Consider $f: U \rightarrow \mathbb R$, $U \subset \mathbb R^n $ is an open set.
a. Show that if $f$ is differenciable on $a \in U$ then there is a unique vector $w$ such that
$\lim\limits_{h\mapsto 0}\dfrac{f(a + hv) - f(a)}{h} = \langle w,v \rangle$.
b. Is the reciprocal statement true ?
c. Find the parcials derivatives of $f$ on $a$ with respect to $w$.
I think part $a$ comes from the definition of a differentiable function, $w$ is unique because of the uniqueness of the limit. However, I'm not so sure about $b$ and $c$.
Any help will be appreciated !
If $f$ is differentiable at $a$, for $v\in \mathbb{R}^{n}$ such that $v+a \in U$, we can write
$df(a)v=\frac{\partial f}{\partial v}(a)= \sum^{n}_{i=1}\frac{\partial f}{\partial x_{i}}(a).v_{i} = <gradf(a),v>$.
But $\frac{\partial f}{\partial v}(a)=\lim\limits_{h\mapsto 0}\dfrac{f(a + hv) - f(a)}{h}\Rightarrow w=gradf(a)=(\frac{\partial f}{\partial x_{1}}(a),...,\frac{\partial f}{\partial x_{n}}(a))$.
So it exists $w$ and is unique. This solves (a) and (c).
The converse is false. Consider the function
$f:\mathbb{R}^{2}\rightarrow\mathbb{R}$ defined by $f(0,0)=0$ and $f(x,y)=\frac{x^{3}y}{x^{6}+y^{2}}$ for (x,y)$\not=$ $(0,0)$.
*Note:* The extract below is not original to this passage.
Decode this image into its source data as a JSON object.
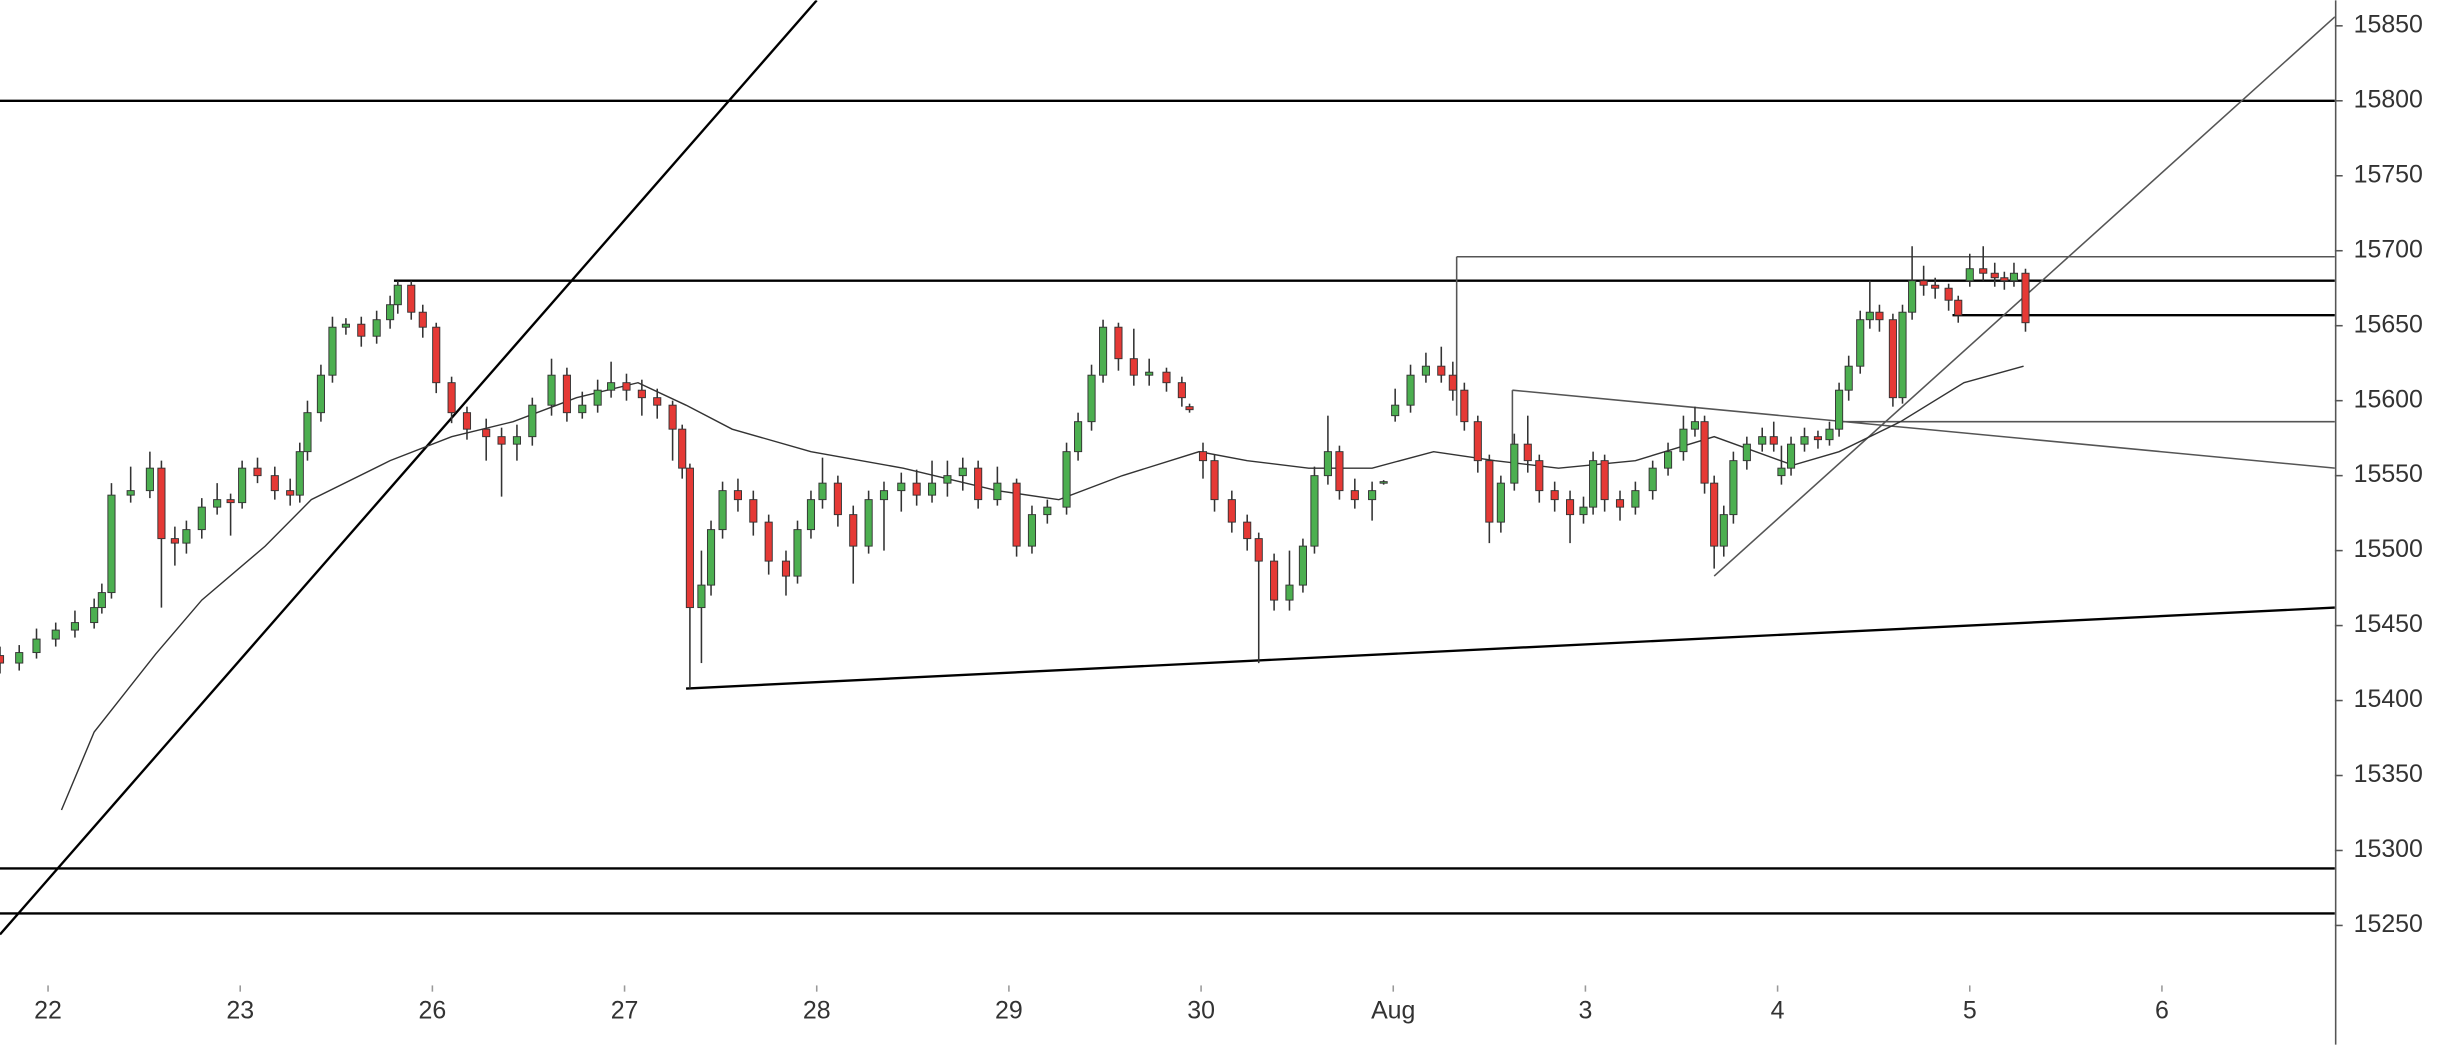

This function has derived directional $\frac{\partial f}{\partial v}(a)=\lim\limits_{h\mapsto 0}\dfrac{f(a + hv) - f(a)}{h}$ for $a=(0,0)$. So $\lim\limits_{h\mapsto 0}\dfrac{f((0,0)+hv) - f(0,0)}{h}=<grad f(0,0),v>=<w,v>$, but it is not continuous at the origin, then it is not differentiable at the origin. This resolve (b).